Microsoft Wins Lawsuit Concerning the Provision of Customer Data
Microsoft has gained again a victory in lawsuit concerning the provision of customer data in foreign data centers. In New York, the Court of Appeals confirmed that the software company must still not grant access to the US-government to customer data held on a server abroad, and thus upheld a decision from July last year.
The US Justice Department had asked the US-Court of Appeals for the Second Circuit to review the decision concerning the provision of customer data stored in Ireland. However, the eight-member jury of the Court of Appeals remains committed to the judgement that US law is inapplicable to foreign countries.
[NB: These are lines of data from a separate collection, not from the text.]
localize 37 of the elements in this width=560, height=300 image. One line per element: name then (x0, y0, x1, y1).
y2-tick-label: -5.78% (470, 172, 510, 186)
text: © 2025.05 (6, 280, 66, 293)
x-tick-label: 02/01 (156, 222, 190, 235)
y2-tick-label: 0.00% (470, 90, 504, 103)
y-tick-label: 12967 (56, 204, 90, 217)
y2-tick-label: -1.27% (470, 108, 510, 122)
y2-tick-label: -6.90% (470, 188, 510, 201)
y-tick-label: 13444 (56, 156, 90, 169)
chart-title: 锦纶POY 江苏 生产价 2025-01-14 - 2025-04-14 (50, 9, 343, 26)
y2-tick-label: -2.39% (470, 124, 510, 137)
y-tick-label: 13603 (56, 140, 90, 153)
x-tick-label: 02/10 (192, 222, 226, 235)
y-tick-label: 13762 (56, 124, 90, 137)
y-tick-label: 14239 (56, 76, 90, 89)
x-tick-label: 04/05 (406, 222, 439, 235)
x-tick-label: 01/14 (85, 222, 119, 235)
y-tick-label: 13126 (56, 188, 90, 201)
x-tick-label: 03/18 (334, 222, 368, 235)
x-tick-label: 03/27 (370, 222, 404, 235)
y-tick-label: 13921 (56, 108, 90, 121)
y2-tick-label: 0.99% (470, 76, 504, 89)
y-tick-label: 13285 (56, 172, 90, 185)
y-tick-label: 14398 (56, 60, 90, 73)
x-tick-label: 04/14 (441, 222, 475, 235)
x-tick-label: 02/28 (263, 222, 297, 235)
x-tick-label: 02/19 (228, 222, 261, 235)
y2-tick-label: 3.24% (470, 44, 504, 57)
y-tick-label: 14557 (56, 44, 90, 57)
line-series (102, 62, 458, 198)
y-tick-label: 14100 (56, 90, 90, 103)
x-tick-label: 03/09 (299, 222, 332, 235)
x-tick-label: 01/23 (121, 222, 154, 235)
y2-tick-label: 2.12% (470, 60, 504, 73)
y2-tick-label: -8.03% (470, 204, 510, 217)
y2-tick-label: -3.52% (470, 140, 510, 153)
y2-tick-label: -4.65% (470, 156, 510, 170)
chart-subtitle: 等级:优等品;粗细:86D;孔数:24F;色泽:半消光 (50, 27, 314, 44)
As a consequence, Microsoft cannot be forced to grant access to the US-government.
Only in July last year a Court of Appeals had annulled the decision of the previous instance, after which a US judicial search warrant would have been sufficient to enforce the provisioning of costumer data from extraterritorial databases.
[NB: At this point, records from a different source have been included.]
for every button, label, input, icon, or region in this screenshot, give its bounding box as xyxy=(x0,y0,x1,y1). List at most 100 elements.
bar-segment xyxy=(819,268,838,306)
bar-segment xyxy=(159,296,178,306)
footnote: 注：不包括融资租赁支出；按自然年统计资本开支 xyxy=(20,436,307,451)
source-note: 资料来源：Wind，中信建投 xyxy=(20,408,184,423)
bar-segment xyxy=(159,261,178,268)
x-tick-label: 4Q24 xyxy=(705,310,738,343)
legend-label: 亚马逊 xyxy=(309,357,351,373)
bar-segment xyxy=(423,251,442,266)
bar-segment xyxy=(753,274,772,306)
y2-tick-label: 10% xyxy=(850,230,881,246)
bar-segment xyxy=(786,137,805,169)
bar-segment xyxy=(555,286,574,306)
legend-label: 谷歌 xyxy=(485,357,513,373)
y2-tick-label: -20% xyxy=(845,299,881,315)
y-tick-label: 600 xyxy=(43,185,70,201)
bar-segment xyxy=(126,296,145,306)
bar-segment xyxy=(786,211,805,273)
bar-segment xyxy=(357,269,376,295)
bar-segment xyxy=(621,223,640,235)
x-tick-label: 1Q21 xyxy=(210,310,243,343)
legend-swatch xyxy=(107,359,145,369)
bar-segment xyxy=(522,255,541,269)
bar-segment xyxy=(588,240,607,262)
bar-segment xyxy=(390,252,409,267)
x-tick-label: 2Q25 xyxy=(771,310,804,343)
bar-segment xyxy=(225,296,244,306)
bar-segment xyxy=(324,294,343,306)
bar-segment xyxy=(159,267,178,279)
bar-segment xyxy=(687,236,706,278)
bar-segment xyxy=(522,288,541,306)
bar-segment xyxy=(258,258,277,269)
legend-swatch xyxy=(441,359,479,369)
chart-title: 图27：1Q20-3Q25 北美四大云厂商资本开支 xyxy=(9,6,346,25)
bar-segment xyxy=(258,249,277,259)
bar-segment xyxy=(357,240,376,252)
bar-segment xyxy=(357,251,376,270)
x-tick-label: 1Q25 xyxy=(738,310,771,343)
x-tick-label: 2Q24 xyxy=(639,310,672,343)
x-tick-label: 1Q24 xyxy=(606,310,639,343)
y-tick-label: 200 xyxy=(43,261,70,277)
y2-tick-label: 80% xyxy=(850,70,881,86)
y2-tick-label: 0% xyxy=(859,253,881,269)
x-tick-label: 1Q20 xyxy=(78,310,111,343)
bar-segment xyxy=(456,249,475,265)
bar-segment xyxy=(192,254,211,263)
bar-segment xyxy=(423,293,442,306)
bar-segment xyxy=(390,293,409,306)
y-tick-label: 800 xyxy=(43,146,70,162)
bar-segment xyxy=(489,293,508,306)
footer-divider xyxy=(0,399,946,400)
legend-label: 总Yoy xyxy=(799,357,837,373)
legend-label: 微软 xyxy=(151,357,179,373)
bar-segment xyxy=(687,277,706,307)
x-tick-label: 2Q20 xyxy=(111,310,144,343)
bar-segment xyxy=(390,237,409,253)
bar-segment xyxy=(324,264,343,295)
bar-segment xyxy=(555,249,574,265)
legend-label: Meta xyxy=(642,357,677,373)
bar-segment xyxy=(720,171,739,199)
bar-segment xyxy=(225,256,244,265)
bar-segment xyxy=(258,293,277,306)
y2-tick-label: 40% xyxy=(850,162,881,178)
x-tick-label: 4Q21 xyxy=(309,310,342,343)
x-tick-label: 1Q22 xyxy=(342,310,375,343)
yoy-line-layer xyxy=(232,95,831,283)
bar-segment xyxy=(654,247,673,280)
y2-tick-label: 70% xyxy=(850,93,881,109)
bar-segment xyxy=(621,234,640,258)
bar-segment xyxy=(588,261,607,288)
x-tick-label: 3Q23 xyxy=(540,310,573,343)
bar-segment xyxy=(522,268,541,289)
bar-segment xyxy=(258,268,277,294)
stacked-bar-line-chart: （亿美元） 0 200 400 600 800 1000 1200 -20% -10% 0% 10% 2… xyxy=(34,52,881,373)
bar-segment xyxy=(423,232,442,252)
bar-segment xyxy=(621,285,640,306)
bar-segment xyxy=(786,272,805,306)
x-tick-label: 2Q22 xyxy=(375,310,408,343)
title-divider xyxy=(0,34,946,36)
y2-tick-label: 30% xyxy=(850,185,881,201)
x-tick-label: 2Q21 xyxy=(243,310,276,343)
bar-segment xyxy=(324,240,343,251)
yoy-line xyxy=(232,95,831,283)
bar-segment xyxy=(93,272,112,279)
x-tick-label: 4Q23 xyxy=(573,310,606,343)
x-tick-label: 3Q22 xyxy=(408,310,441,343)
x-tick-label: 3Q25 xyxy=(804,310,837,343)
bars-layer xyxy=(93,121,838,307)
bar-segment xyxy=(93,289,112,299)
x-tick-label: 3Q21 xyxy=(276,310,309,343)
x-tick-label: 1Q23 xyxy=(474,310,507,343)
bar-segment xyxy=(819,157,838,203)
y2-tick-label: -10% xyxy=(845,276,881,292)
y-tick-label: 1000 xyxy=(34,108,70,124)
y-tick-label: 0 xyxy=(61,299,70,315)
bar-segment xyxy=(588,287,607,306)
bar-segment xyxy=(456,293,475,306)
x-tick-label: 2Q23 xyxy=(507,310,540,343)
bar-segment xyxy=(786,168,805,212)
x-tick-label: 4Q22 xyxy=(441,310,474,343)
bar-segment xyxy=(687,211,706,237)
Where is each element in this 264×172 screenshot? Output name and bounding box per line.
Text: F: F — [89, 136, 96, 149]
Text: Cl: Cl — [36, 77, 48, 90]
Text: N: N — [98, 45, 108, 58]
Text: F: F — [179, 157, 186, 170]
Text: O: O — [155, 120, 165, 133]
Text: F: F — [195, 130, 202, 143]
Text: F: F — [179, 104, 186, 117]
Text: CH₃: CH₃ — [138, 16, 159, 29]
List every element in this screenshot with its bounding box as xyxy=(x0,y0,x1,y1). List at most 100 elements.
However, the now proclaimed judgement of the Court of Appeals was not unanimously: four out of eight judges supported the Justice Department’s petition for a rehearing. It is to be expected that the decision will be litigated by the superior instance or by the US Congress.
In this context Microsoft refers again and again to EU privacy policy. An order or judgment by any court or authority of a third country that demands the transmission or disclosure of personal data could only be accepted or implemented if it is based on an international arrangement, like a mutual assistance agreement.